Running my streaming profiler, it looks like I can "get" 1500MB/s off the
ramdisk.

> I am surprised to see around 6% performance drop on single thread case.
> The dioread_nolock patches change the ext4 buffer write code path a lot but on
> the dio read code path, the only change is to not grab the i_mutex lock.
> I haven't seen such difference in my tests. I mostly use fio test for
> performance
> comparison. I will give ffsb test a try.

Ok, I'll attach the config file and script I was using.  Make sure /mnt is the
filesystem to test, and then you can run the script via:

$ ./readwrite 1 2 4 8 16 32 64 128 256 512

> Meanwhile, could you also post the stdev numbers?

I don't have that spreadsheet on this computer, but I recall that the std
deviations weren't more than about 10 for the first run.

Oddly, I tried a second computer, and saw very little difference (units MB/s):

threads	lock avg	nolock avg	lock stdev	nolock stdev
1	235		214		1		5.57
2	318		316.67		3		2.52
4	589.67		581.67		8.14		22.14
8	594.67		583		15.7		4
16	596.67		576		8.96		8.72
32	578		576.67		7.81		5.69
64	570.33		575.67		1.15		7.51
128	573.67		573.67		10.69		10.69
256	575.33		570		8.14		6.08
512	539.67		544.33		3.21		4.04
1000	479.33		482		3.21		2

This one has somewhat faster RAM (ECC registered vs FBDIMMs) and 8x 2.5GHz Xeon
L5420 CPUs.

> > For that matter, do I need to have more patches than just 2.6.33-rc8 and the
> > four posted in this thread?
> >
> > I also observed that I could make the kernel spit up "Process hung for more
> > than 120s!" messages if I happened to be running ffsb on a real disk during a
> > heavy directio write load.  I'll poke around on that a little more and write
> > back when I have more details.
> 
> Did the hang happen only with dioread_nolock or it also happened without
> the patches applied? It is not surprising to see such messages on slow disk
> since the processes are all waiting for IOs.
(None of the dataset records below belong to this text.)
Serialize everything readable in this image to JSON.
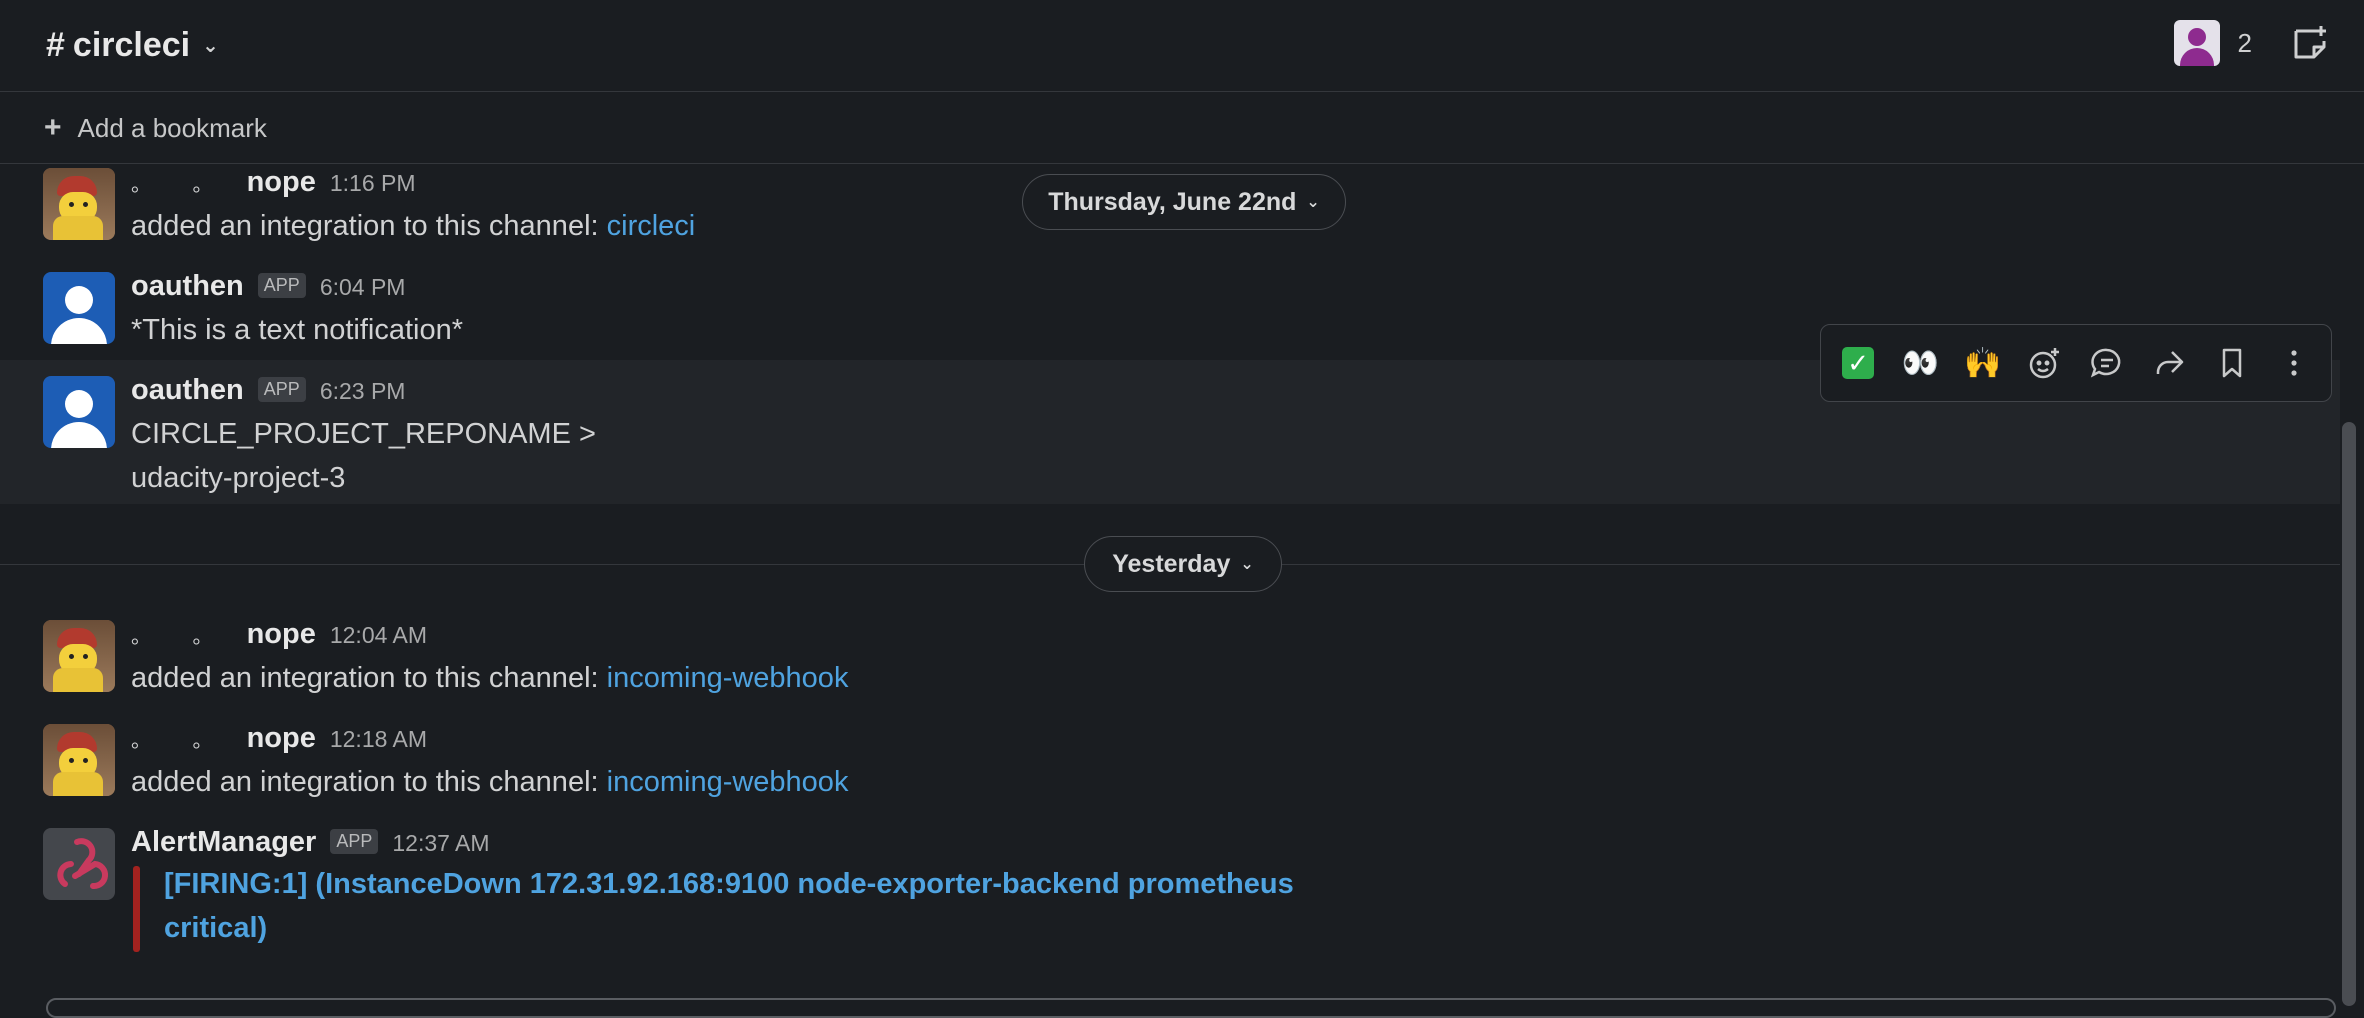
{
  "header": {
    "channel_hash": "#",
    "channel_name": "circleci",
    "member_count": "2",
    "member_icon": "user-avatar-icon",
    "canvas_icon": "canvas-icon"
  },
  "bookmark": {
    "label": "Add a bookmark"
  },
  "date_dividers": [
    {
      "label": "Thursday, June 22nd"
    },
    {
      "label": "Yesterday"
    }
  ],
  "messages": [
    {
      "prefix": "。 。",
      "author": "nope",
      "time": "1:16 PM",
      "text": "added an integration to this channel: ",
      "link": "circleci"
    },
    {
      "author": "oauthen",
      "badge": "APP",
      "time": "6:04 PM",
      "text": "*This is a text notification*"
    },
    {
      "author": "oauthen",
      "badge": "APP",
      "time": "6:23 PM",
      "line1": "CIRCLE_PROJECT_REPONAME  >",
      "line2": "udacity-project-3"
    },
    {
      "prefix": "。 。",
      "author": "nope",
      "time": "12:04 AM",
      "text": "added an integration to this channel: ",
      "link": "incoming-webhook"
    },
    {
      "prefix": "。 。",
      "author": "nope",
      "time": "12:18 AM",
      "text": "added an integration to this channel: ",
      "link": "incoming-webhook"
    },
    {
      "author": "AlertManager",
      "badge": "APP",
      "time": "12:37 AM",
      "attachment_line1": "[FIRING:1]  (InstanceDown 172.31.92.168:9100 node-exporter-backend prometheus",
      "attachment_line2": "critical)",
      "attachment_color": "#a3221f"
    }
  ],
  "toolbar": {
    "reactions": [
      "✅",
      "👀",
      "🙌"
    ],
    "actions": [
      "add-reaction-icon",
      "reply-in-thread-icon",
      "share-icon",
      "bookmark-icon",
      "more-actions-icon"
    ]
  },
  "colors": {
    "background": "#1a1d21",
    "link": "#4fa3e0",
    "hover_row": "#222529"
  }
}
To clarify: Nothing hung; I simply got the "hung task" warning.  It
happened only with the patches applied, though for all I know without the
patches applied the tasks could be starving for 119s.
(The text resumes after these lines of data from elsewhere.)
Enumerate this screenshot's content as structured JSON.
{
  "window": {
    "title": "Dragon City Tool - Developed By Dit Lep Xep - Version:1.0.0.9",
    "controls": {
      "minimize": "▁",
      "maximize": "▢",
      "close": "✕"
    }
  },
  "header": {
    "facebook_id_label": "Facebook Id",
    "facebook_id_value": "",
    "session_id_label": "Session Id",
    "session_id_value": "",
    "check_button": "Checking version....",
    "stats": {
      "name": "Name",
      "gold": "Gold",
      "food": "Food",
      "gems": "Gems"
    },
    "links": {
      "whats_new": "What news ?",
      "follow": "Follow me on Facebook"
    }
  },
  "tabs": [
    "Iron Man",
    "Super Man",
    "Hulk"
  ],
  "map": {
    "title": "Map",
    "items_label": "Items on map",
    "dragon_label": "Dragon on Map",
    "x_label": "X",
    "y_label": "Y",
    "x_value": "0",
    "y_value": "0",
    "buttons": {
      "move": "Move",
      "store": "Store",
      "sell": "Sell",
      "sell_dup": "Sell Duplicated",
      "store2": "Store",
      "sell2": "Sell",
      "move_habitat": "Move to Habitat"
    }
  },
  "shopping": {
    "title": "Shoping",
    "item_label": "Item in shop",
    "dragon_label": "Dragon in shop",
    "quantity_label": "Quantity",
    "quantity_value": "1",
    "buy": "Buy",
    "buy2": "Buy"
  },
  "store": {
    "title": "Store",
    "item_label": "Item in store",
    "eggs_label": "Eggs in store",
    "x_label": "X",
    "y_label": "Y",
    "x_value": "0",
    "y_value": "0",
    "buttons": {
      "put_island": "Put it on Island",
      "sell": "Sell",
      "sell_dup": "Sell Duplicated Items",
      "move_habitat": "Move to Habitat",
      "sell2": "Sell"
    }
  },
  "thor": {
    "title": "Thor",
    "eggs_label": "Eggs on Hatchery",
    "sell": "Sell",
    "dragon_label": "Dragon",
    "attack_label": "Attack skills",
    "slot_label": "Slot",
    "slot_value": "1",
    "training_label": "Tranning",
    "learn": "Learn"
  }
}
> > For poweroff testing, could one simulate a power failure by running IO
> > workloads in a VM and then SIGKILLing the VM?  I don't remember seeing any sort
> > of powerfail test suite from the Googlers, but my mail client has been drinking
> > out of firehoses lately. ;)
> As far as I know, these numbers are not posted yet but will come out soon.

Uh... I was more curious if anyone had a testing suite, not results necessarily.